Pain, an unpleasant sensory and emotional experience triggered by nerve endings reacting to actual or potential tissue damage or disease, is a huge problem in healthcare and the number one reason why people seek medical help.
It is such a big problem that there are many medical journals dedicated solely to pain research.
In the UK alone, back pain alone costs the Chancellor of the Exchequer around £5bn ($7.9bn) in disability benefits a year, according to the British Pain Society, and women suffering from pain-related problems on average lose 55 days from work per annum.
Adenosine as a pain killer
So far, the most successful ways to treat chronic pain from a pharmacological point of view are to create drugs that that interact or interfere with various channels in the brain to decrease pain, including adrenergic, opioid and calcium receptors.
However, there is another way – a chemical stimulator called adenosine that binds to brain receptors to trigger a biological response.
Adenosine has shown potential for killing pain in humans, but so far, no one has managed to harness this pain pathway successfully without causing a myriad of side effects.

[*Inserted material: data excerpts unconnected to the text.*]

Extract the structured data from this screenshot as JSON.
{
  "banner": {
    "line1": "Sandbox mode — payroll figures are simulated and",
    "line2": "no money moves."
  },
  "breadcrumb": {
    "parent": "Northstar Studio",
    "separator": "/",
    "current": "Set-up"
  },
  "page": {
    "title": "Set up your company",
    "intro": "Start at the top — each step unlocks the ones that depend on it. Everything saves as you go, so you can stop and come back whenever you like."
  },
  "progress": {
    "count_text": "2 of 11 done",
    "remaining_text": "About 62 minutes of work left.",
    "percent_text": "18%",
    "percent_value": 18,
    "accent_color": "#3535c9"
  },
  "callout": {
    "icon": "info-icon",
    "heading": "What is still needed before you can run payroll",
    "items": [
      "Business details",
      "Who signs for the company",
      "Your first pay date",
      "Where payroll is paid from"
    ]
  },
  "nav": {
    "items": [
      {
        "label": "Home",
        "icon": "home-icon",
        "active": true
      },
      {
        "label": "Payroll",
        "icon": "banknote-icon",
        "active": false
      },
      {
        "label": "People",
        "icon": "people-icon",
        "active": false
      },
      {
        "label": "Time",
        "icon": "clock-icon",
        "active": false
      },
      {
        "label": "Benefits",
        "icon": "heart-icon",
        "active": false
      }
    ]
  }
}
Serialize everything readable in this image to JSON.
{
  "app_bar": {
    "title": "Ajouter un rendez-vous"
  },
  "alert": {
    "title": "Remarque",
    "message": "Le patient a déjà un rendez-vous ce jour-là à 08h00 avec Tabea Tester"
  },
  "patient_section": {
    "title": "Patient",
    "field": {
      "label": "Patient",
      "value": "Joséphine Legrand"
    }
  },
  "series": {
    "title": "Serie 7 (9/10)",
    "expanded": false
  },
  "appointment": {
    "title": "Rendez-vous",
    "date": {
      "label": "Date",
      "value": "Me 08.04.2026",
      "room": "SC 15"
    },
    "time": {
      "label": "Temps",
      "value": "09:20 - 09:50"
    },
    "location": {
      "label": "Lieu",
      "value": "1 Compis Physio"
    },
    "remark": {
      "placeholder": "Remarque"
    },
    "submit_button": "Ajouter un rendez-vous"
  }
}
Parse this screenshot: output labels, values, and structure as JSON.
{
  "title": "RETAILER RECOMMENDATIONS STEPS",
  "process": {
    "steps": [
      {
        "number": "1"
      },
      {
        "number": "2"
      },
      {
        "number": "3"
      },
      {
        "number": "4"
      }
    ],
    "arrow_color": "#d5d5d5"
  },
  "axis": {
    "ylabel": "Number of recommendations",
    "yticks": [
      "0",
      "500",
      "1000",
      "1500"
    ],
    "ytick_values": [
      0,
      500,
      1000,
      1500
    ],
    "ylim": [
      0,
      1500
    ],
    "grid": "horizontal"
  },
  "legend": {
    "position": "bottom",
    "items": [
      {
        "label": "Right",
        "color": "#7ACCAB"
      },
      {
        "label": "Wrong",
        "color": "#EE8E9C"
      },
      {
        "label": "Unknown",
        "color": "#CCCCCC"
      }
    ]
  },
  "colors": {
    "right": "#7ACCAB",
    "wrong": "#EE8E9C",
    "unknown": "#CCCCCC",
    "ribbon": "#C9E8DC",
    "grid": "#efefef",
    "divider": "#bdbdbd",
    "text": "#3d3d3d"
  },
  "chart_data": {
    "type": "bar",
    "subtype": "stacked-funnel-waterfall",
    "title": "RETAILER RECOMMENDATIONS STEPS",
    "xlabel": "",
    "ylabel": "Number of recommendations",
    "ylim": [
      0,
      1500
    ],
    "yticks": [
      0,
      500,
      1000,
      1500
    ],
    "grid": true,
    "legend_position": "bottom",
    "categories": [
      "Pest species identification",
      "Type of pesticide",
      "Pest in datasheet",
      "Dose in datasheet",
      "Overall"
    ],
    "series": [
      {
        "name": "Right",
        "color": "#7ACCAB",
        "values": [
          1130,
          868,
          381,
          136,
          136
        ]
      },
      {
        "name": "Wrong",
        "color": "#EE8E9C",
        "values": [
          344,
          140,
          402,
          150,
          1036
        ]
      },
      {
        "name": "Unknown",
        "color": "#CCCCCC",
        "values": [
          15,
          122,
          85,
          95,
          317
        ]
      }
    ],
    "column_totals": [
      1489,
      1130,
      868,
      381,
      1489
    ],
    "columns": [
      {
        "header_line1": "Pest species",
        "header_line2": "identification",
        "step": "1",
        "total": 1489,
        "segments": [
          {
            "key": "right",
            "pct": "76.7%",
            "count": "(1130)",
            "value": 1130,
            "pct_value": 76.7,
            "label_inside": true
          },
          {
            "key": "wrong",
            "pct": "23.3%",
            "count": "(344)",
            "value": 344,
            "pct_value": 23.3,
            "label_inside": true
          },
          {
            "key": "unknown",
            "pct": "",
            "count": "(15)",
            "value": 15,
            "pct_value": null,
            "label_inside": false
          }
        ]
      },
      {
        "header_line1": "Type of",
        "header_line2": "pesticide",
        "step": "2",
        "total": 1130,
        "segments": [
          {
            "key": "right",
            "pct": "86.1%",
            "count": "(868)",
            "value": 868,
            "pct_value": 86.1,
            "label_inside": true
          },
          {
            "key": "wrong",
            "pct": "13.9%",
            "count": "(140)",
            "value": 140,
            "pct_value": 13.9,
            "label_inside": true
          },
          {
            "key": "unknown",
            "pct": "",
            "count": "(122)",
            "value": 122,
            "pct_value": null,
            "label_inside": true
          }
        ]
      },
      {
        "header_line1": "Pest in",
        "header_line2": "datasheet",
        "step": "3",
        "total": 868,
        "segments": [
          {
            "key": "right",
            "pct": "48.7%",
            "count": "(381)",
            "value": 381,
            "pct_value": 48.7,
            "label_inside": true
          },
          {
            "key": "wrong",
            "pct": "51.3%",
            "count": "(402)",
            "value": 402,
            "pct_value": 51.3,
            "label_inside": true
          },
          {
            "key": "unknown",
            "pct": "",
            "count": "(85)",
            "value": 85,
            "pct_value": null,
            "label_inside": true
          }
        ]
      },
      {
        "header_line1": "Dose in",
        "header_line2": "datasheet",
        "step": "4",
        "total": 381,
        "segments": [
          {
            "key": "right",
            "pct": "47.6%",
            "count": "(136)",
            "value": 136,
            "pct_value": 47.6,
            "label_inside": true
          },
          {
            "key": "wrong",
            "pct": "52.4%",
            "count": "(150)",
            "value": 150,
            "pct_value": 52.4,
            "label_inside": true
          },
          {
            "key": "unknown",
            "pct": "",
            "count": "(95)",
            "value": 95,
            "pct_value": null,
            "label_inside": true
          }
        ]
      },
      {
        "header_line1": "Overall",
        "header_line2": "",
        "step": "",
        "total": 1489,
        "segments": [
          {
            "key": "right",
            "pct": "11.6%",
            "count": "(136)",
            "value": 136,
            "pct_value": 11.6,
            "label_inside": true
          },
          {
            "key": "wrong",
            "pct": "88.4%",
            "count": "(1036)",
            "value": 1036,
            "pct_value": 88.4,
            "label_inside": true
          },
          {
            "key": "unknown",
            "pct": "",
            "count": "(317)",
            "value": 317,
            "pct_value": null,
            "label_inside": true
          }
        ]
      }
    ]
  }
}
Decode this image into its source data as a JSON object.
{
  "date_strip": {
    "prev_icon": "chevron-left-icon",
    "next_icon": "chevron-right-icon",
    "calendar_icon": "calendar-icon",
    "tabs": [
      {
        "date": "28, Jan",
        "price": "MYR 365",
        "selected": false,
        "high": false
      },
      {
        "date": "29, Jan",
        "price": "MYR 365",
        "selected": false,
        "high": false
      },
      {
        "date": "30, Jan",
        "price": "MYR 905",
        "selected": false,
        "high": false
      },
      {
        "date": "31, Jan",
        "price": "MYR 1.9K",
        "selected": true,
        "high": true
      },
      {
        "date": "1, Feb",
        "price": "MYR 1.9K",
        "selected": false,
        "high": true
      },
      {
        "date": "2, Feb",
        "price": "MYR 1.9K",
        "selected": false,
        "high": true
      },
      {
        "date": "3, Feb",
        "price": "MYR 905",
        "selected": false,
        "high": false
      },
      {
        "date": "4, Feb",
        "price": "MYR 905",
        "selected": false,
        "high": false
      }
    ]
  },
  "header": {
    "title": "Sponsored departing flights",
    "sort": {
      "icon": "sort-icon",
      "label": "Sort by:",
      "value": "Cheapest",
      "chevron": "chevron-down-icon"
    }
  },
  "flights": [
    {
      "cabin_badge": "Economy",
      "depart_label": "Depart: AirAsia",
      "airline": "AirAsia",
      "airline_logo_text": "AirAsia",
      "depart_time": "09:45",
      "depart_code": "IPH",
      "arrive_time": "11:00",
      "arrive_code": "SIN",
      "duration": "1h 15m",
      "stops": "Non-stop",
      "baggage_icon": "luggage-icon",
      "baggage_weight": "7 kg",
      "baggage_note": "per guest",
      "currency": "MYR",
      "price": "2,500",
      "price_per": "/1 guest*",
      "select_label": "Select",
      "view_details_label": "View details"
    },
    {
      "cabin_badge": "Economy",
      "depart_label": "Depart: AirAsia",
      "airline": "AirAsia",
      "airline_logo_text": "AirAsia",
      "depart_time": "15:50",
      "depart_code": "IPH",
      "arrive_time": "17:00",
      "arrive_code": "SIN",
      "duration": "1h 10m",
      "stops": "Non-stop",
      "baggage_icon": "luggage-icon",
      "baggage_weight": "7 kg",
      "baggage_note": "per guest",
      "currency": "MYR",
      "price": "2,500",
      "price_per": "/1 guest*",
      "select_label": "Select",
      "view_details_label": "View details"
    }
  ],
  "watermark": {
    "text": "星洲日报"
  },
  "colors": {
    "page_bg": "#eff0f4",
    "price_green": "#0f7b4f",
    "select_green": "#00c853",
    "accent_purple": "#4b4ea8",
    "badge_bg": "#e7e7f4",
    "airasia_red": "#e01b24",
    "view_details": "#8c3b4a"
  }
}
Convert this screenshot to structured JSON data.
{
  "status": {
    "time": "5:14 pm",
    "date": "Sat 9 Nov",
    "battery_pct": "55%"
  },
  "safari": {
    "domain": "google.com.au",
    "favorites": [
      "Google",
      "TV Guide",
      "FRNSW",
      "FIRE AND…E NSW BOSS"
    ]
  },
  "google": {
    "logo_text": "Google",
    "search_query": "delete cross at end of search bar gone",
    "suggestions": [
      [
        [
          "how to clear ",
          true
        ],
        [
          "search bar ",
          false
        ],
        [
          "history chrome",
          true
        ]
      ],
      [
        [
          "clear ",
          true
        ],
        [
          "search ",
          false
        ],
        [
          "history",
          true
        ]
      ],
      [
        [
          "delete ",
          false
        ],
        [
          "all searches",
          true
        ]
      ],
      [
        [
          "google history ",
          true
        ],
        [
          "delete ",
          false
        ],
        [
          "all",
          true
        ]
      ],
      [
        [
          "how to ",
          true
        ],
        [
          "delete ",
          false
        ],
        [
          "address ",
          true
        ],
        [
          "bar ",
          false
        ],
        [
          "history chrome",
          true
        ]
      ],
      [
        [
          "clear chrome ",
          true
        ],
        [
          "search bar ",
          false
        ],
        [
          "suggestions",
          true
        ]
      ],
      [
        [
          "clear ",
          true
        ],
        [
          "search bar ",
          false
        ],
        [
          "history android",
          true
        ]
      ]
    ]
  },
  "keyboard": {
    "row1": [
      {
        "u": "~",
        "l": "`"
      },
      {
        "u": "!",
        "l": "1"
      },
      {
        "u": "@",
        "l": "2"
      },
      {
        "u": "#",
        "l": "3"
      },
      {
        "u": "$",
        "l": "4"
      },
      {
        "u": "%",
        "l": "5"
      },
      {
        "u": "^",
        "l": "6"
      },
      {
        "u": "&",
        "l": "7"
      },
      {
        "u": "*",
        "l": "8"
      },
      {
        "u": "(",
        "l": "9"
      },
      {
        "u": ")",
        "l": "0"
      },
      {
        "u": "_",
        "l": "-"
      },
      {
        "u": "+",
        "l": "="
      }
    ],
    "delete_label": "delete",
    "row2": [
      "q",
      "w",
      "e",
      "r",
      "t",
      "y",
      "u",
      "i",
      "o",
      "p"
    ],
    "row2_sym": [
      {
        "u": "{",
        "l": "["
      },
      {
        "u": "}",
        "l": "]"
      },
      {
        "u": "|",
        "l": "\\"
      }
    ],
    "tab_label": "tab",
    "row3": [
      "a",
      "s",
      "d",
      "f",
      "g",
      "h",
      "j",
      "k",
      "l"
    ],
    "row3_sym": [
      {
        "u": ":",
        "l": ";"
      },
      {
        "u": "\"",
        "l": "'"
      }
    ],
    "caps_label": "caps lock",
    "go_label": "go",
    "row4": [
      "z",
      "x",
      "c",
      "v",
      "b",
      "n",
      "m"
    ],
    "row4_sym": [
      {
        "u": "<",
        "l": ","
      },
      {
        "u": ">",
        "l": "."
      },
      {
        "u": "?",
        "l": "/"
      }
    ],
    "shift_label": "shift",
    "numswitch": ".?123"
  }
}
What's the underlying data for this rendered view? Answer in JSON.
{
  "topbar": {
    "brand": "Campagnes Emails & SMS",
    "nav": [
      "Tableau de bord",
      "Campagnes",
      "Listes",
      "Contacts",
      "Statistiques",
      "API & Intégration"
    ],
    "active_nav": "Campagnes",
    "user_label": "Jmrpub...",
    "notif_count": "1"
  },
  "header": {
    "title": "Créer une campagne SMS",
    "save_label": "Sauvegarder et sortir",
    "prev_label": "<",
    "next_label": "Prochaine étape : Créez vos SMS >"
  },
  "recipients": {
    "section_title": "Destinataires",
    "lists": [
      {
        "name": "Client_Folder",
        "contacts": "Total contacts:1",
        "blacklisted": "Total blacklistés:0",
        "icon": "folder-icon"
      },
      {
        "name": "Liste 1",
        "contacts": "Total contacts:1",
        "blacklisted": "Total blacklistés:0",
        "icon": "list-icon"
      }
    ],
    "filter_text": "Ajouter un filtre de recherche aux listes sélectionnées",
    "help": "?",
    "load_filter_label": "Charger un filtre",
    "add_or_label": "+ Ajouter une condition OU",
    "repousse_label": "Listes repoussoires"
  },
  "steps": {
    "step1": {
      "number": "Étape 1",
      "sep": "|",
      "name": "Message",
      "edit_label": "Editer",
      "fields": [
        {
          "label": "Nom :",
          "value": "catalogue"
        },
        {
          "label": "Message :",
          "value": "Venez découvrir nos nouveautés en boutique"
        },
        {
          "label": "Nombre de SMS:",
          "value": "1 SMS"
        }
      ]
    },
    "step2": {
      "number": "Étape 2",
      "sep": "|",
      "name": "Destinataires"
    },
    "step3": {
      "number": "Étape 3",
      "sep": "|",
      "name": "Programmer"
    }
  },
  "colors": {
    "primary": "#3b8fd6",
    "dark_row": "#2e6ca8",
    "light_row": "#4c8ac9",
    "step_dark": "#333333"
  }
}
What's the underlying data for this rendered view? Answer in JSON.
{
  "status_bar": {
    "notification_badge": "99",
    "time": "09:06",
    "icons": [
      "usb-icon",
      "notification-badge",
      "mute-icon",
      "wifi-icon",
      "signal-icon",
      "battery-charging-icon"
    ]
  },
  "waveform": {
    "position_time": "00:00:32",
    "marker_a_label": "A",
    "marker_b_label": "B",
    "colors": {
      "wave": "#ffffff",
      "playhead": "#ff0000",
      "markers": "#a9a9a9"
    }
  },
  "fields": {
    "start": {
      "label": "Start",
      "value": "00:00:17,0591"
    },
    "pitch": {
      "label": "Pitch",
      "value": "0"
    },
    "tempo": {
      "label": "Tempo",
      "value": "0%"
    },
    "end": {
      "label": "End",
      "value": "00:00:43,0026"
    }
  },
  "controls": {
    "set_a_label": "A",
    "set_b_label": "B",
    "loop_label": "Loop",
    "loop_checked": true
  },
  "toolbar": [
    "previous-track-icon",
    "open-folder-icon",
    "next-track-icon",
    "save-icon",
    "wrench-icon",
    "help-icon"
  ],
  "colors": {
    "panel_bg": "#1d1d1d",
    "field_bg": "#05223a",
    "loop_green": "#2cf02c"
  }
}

Researchers from Saint Louis University Medical School (SLU), University College London, Second University of Naples, University of Arizona and US government agency National Institutes of Health studied chronic nerve pain in male and female rodents.
Their study, entitled "Endogenous adenosine A3 receptor activation selectively alleviates persistent pain states" is published in the journal Brain.
The A3 brain receptor
Led by Dr Daniela Salvemini of SLU, the researchers discovered that by activating the A3 adenosine receptor in the rodents' brains and spinal cords, the receptor was able to prevent or reverse pain from nerve damage (the cause of chronic pain).
The A3 receptor also prevents analgesic tolerance, i.e. when the body gets used to a pain relief medication and gradually the medication becomes less effective, or intrinsic reward, where the individual becomes dependent on a narcotic pain reliever like morphine and self-administers the drug.
"It has long been appreciated that harnessing the potent pain-killing effects of adenosine could provide a breakthrough step towards an effective treatment for chronic pain," Salvemini said.
"Our findings suggest that this goal may be achieved by focusing future work on the A3AR pathway, in particular, as its activation provides robust pain reduction across several types of pain."
Interestingly, A3AR chemical stimulators are already being used in other advanced clinical trials to prevent inflammation and cancer, and are known to be safe for human use, so this could speed up the time it takes to get approval for the A3 receptor to be used for pain relief.
"These studies suggest that A3AR activation by highly selective small molecular weight A3AR agonists such as MRS5698 activates a pain-reducing pathway supporting the idea that we could develop A3AR agonists as possible new therapeutics to treat chronic pain," said Salvemini.